Empat Bulan, 15 Kasus Masuk PHI
Enam di Antaranya Sudah Diputus
GRESIK – Sengketa antara buruh dan perusahaan yang tidak menemukan jalan keluar akan masuk pengadilan hubungan industrial (PHI). Grafik jumlah kasusnya terus naik. Jumlah kasus tahun ini diperkirakan meningkat daripada tahun sebelumnya.
Berdasar data PHI Gresik, pada 2016 terdapat 16 perkara yang masuk dan diputus. Angka itu dengan cepat disusul tahun ini. Pada empat bulan pertama, sudah ada 15 perkara yang masuk. Enam di antara 15 kasus tersebut sudah diputus.
Humas Pengadilan Negeri (PN) Gresik yang juga merupakan satu-satunya PHI tingkat II di Indonesia Bayu Soho Raharjo mengatakan, di antara enam perkara yang diputus itu, mayoritas dilaporkan pihak serikat buruh. ’’Pada lima perkara, serikat buruh menjadi penggugat perusahaan. Untuk satu kasus lainnya, pihak perusahaan menjadi penggugat,’’ terangnya. Angka itu masih berpeluang besar bertambah. ’’Kita sadari itu sebagai bentuk kesadaran pengusaha dan buruh untuk menjembatani persoalan mereka lewat PHI,” lanjutnya.

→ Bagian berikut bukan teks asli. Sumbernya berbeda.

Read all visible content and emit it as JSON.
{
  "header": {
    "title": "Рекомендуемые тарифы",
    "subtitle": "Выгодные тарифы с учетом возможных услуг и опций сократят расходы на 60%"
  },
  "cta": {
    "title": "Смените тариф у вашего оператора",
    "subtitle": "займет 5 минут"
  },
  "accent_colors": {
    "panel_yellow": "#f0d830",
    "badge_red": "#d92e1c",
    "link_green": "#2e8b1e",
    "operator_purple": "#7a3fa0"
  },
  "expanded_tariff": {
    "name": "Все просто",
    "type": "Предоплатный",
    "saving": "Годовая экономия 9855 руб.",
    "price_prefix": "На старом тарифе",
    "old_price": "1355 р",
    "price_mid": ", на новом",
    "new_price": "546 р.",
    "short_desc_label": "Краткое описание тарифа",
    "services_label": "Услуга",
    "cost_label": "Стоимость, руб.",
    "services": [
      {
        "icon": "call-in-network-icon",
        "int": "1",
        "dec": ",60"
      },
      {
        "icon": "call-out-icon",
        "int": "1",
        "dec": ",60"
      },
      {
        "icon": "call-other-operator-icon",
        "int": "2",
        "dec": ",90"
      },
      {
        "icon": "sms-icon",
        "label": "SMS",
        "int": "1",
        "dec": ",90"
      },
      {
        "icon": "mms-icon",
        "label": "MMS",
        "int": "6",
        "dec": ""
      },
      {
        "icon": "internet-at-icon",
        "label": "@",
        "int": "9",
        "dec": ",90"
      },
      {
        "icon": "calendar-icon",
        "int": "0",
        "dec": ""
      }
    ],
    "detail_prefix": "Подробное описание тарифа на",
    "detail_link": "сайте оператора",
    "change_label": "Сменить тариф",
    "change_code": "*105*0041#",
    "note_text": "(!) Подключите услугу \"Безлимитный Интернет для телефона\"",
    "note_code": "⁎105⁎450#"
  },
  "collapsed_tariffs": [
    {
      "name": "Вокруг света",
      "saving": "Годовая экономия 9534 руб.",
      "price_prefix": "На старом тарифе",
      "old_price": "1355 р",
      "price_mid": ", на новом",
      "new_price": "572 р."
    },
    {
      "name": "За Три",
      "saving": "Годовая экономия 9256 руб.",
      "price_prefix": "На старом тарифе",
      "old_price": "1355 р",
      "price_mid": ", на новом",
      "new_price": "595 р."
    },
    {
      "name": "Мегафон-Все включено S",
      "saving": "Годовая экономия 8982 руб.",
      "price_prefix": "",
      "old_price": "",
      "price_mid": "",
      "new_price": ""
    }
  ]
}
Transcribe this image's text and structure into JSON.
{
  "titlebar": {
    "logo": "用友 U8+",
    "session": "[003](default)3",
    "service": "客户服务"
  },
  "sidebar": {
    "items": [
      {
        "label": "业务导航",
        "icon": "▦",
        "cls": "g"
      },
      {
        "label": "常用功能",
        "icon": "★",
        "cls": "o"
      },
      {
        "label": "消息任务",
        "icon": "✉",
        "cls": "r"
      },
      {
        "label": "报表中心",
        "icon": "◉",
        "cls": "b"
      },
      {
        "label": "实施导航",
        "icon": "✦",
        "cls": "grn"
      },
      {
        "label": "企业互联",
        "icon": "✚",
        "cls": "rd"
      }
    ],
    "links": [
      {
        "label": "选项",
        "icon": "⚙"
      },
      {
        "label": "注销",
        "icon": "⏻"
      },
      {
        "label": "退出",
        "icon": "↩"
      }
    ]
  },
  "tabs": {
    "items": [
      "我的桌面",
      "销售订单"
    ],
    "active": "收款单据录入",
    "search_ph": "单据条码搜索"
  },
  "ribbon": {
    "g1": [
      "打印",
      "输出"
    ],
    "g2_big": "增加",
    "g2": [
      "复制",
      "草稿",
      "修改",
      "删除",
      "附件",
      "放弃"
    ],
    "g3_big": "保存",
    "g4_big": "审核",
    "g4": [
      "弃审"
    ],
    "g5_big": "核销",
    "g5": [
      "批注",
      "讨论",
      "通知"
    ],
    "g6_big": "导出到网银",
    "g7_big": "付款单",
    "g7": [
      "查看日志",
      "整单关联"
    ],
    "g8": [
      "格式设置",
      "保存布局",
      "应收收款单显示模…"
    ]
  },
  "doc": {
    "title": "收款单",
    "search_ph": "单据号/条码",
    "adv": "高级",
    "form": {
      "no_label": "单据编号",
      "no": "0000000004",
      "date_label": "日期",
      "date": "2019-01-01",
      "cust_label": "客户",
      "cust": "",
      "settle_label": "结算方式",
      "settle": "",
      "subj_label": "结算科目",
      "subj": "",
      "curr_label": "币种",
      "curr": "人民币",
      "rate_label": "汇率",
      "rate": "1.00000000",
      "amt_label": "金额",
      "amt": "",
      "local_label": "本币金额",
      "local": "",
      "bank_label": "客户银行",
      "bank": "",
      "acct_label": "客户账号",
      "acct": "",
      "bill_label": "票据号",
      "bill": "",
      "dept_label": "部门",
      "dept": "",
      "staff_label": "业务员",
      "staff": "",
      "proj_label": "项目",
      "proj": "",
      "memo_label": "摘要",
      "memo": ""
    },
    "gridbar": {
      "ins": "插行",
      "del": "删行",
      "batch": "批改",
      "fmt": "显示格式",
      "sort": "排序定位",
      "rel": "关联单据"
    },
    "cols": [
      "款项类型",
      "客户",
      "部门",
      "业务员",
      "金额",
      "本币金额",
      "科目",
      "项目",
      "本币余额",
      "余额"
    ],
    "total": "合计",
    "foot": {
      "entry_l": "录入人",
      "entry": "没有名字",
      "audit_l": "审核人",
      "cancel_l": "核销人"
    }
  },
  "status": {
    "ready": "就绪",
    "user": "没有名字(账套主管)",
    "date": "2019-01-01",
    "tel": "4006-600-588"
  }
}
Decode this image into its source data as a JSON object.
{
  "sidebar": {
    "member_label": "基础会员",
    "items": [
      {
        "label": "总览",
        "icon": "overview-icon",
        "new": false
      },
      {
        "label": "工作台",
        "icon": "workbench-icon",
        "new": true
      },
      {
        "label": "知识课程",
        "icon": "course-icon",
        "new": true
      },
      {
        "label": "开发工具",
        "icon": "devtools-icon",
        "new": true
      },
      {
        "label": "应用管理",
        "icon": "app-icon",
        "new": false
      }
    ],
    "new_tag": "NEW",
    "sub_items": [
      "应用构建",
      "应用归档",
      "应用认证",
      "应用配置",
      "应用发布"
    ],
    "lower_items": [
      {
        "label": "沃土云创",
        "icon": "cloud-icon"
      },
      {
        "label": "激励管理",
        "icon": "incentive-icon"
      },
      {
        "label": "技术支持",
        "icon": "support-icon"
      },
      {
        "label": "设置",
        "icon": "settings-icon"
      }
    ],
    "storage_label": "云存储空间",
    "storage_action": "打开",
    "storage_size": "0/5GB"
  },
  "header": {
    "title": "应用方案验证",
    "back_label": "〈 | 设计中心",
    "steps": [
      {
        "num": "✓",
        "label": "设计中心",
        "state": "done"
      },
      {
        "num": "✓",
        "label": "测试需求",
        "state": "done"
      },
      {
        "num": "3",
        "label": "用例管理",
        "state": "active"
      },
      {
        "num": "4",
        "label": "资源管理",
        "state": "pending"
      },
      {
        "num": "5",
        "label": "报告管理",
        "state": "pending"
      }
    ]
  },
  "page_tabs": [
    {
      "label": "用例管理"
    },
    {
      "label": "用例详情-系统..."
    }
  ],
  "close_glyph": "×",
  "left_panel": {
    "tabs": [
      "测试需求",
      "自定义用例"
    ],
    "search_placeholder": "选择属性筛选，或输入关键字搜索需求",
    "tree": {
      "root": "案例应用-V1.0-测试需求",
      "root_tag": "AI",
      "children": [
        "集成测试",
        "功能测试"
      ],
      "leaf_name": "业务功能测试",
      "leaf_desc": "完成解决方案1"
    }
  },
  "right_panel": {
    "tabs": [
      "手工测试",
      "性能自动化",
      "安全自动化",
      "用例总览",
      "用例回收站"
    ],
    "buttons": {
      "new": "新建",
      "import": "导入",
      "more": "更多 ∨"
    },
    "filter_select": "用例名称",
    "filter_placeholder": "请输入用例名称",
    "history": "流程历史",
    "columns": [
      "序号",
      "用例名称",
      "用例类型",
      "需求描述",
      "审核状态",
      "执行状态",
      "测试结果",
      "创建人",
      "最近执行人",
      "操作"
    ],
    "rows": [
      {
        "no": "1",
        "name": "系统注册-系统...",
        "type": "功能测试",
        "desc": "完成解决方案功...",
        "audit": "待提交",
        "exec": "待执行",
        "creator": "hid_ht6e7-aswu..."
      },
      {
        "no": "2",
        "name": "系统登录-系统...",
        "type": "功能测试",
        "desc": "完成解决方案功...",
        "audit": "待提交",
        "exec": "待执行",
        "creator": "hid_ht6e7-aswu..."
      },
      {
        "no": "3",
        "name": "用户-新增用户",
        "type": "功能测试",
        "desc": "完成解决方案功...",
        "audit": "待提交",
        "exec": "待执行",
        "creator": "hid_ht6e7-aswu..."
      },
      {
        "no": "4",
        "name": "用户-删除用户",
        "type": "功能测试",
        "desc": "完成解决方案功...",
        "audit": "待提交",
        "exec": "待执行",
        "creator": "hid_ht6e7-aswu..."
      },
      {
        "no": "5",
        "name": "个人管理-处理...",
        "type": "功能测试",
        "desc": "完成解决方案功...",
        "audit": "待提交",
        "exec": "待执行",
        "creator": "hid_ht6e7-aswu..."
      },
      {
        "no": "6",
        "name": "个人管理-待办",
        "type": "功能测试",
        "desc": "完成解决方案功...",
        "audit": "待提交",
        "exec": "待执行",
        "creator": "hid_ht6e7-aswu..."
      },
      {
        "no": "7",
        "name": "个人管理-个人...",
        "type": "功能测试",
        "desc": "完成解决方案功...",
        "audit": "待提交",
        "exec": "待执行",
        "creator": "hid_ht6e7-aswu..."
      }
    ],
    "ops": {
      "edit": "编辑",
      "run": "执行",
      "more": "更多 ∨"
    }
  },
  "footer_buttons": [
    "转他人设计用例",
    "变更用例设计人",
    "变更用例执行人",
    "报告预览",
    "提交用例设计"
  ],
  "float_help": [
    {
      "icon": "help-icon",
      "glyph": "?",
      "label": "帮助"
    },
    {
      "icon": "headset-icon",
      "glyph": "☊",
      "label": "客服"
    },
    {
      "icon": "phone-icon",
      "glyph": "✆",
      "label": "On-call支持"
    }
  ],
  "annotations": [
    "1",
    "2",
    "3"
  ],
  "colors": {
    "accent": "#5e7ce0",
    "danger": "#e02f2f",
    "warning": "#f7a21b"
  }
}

Bayu mengatakan, kasus sengketa buruh dengan perusahaan tidak langsung masuk PHI. ’’Tahap awalnya, pengusaha dan buruh harus dimediasi dulu oleh disnaker. Nanti keluar anjuran dari disnaker sebagai salah satu syarat formil untuk maju ke persidangan,” paparnya. Setelah itu, PHI berwenang menangani kasus tersebut.
Lelaki yang juga hakim di PN Gresik itu menambahkan, ada beberapa faktor yang menjadi penyebab jumlah perkara pada 2016 tidak terlalu banyak. Di antaranya, faktor ketakutan untuk memasukkan perkara. ’’Selain itu, ketidaktahuan atau belum begitu sadarnya masyarakat mengenai adanya PHI di Gresik,’’ imbuhnya.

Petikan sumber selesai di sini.